Dominik Podsiadly (°1967, Wrocław, Poland) is an artist who works in a variety of media. With a conceptual approach, Podsiadly creates work in which a fascination with the clarity of content and an uncompromising attitude towards conceptual and minimal art can be found. The work is aloof and systematic and a cool and neutral imagery is used.
His artworks are saturated with obviousness, mental inertia, clichés and bad jokes. They question the coerciveness that is derived from the more profound meaning and the superficial aesthetic appearance of an image. By questioning the concept of movement, he uses a visual vocabulary that addresses many different social and political issues. The work incorporates time as well as space – a fictional and experiential universe that only emerges bit by bit.
His works are based on formal associations which open a unique poetic vein. Multilayered images arise in which the fragility and instability of our seemingly certain reality is questioned. By demonstrating the omnipresent lingering of a ‘corporate world’, he touches various overlapping themes and strategies. Several reoccurring subject matter can be recognised, such as the relation with popular culture and media, working with repetition, provocation and the investigation of the process of expectations.
His works bear strong political references. The possibility or the dream of the annulment of a (historically or socially) fixed identity is a constant focal point. With a subtle minimalistic approach, he finds that movement reveals an inherent awkwardness, a humour that echoes our own vulnerabilities. The artist also considers movement as a metaphor for the ever-seeking man who experiences a continuous loss.
His works doesn’t reference recognisable form. The results are deconstructed to the extent that meaning is shifted and possible interpretation becomes multifaceted. By applying a wide variety of contemporary strategies, he creates with daily, recognizable elements, an unprecedented situation in which the viewer is confronted with the conditioning of his own perception and has to reconsider his biased position.
His work urge us to renegotiate art as being part of a reactive or – at times – autistic medium, commenting on oppressing themes in our contemporary society. By applying abstraction, he seduces the viewer into a world of ongoing equilibrium and the interval that articulates the stream of daily events. Moments are depicted that only exist to punctuate the human drama in order to clarify our existence and to find poetic meaning in everyday life.
His works are often about contact with architecture and basic living elements. Energy (heat, light, water), space and landscape are examined in less obvious ways and sometimes developed in absurd ways. By rejecting an objective truth and global cultural narratives, he tries to develop forms that do not follow logical criteria, but are based only on subjective associations and formal parallels, which incite the viewer to make new personal associations.
His works are made through strict rules which can be perceived as liberating constraints. Romantic values such as ‘inspiration’, ‘genius’ and ‘authenticity’ are thereby neutralised and put into perspective. By merging several seemingly incompatible worlds into a new universe, he makes works that can be seen as self-portraits. Sometimes they appear idiosyncratic and quirky, at other times, they seem typical by-products of American superabundance and marketing.
His works isolate the movements of humans and/or objects. By doing so, new sequences are created which reveal an inseparable relationship between motion and sound. By choosing mainly formal solutions, he creates intense personal moments masterfully created by means of rules and omissions, acceptance and refusal, luring the viewer round and round in circles.
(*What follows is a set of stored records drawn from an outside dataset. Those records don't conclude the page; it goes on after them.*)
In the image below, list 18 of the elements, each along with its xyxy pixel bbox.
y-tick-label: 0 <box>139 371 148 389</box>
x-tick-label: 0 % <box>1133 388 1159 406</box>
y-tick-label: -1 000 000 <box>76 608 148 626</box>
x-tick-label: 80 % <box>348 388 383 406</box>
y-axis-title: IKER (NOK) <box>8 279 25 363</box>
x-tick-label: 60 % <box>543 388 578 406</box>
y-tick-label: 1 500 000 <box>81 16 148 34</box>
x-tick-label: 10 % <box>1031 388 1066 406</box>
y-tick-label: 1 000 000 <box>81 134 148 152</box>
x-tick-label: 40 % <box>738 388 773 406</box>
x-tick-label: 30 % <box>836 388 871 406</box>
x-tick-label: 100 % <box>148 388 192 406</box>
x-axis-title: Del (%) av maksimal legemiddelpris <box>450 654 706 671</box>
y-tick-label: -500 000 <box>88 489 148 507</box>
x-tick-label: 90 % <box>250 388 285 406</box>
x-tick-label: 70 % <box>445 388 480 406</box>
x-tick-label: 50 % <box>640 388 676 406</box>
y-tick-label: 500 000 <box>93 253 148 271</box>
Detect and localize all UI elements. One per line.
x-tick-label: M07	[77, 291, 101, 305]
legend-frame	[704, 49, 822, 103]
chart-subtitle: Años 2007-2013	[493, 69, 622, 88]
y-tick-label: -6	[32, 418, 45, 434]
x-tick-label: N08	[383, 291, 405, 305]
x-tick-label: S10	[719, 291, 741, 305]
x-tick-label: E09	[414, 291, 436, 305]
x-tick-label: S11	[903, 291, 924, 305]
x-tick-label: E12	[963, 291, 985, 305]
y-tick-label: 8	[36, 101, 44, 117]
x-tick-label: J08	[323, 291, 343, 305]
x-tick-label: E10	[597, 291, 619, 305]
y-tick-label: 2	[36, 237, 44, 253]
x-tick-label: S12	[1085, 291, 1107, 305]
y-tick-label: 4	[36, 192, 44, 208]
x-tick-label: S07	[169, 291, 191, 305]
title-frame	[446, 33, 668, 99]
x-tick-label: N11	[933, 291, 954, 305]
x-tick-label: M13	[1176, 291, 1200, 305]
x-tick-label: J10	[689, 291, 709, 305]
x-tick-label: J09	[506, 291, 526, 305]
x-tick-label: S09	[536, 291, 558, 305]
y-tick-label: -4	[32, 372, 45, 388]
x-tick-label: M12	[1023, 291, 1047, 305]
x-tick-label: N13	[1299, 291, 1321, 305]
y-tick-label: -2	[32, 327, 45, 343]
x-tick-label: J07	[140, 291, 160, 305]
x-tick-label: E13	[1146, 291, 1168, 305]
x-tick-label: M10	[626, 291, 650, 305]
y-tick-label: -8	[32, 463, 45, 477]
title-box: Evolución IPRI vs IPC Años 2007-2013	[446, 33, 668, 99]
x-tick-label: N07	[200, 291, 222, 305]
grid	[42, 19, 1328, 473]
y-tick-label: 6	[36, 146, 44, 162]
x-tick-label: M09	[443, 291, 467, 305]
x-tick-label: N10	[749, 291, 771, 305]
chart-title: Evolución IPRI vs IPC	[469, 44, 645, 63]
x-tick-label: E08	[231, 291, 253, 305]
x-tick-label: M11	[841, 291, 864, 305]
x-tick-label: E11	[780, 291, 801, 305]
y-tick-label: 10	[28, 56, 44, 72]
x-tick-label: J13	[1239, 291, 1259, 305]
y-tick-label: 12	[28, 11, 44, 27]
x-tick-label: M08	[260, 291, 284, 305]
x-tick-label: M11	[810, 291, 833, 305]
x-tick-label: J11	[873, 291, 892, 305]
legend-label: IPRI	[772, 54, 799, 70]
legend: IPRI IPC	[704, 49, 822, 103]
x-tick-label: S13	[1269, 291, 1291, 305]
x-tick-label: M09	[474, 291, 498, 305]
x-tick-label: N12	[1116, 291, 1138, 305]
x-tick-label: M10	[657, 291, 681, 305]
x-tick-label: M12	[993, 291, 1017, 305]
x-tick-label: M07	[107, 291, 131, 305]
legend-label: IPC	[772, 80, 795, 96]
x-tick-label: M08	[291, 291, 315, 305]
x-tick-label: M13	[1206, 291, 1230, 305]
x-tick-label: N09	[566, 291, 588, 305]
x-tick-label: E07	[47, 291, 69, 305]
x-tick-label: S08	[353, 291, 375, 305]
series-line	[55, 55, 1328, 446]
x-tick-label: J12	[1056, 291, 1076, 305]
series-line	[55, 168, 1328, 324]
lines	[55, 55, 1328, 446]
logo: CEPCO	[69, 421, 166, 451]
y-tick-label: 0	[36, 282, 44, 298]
His works sometimes radiate a cold and latent violence. At times, disconcerting beauty emerges. The inherent visual seductiveness, along with the conciseness of the exhibitions, further complicates the reception of their manifold layers of meaning. In a search for new methods to ‘read the city’, he focuses on the idea of ‘public space’ and more specifically on spaces where anyone can do anything at any given moment: the non-private space, the non-privately owned space, space that is economically uninteresting.
His works demonstrate how life extends beyond its own subjective limits and often tells a story about the effects of global cultural interaction over the latter half of the twentieth century. It challenges the binaries we continually reconstruct between Self and Other, between our own ‘cannibal’ and ‘civilized’ selves. By using popular themes such as sexuality, family structure and violence, he tries to approach a wide scale of subjects in a multi-layered way, likes to involve the viewer in a way that is sometimes physical and believes in the idea of function following form in a work.
His practice provides a useful set of allegorical tools for manoeuvring with a pseudo-minimalist approach in the world of art: these meticulously planned works resound and resonate with images culled from the fantastical realm of imagination. By emphasising aesthetics, he plays with the idea of the mortality of an artwork confronted with the power of a transitory appearance, which is, by being restricted in time, much more intense.
His works directly respond to the surrounding environment and uses everyday experiences from the artist as a starting point. Often these are framed instances that would go unnoticed in their original context. By parodying mass media by exaggerating certain formal aspects inherent to our contemporary society, his works references post-colonial theory as well as the avant-garde or the post-modern and the left-wing democratic movement as a form of resistance against the logic of the capitalist market system.
His works often refers to pop and mass culture. Using written and drawn symbols, a world where light-heartedness rules and where rules are undermined is created.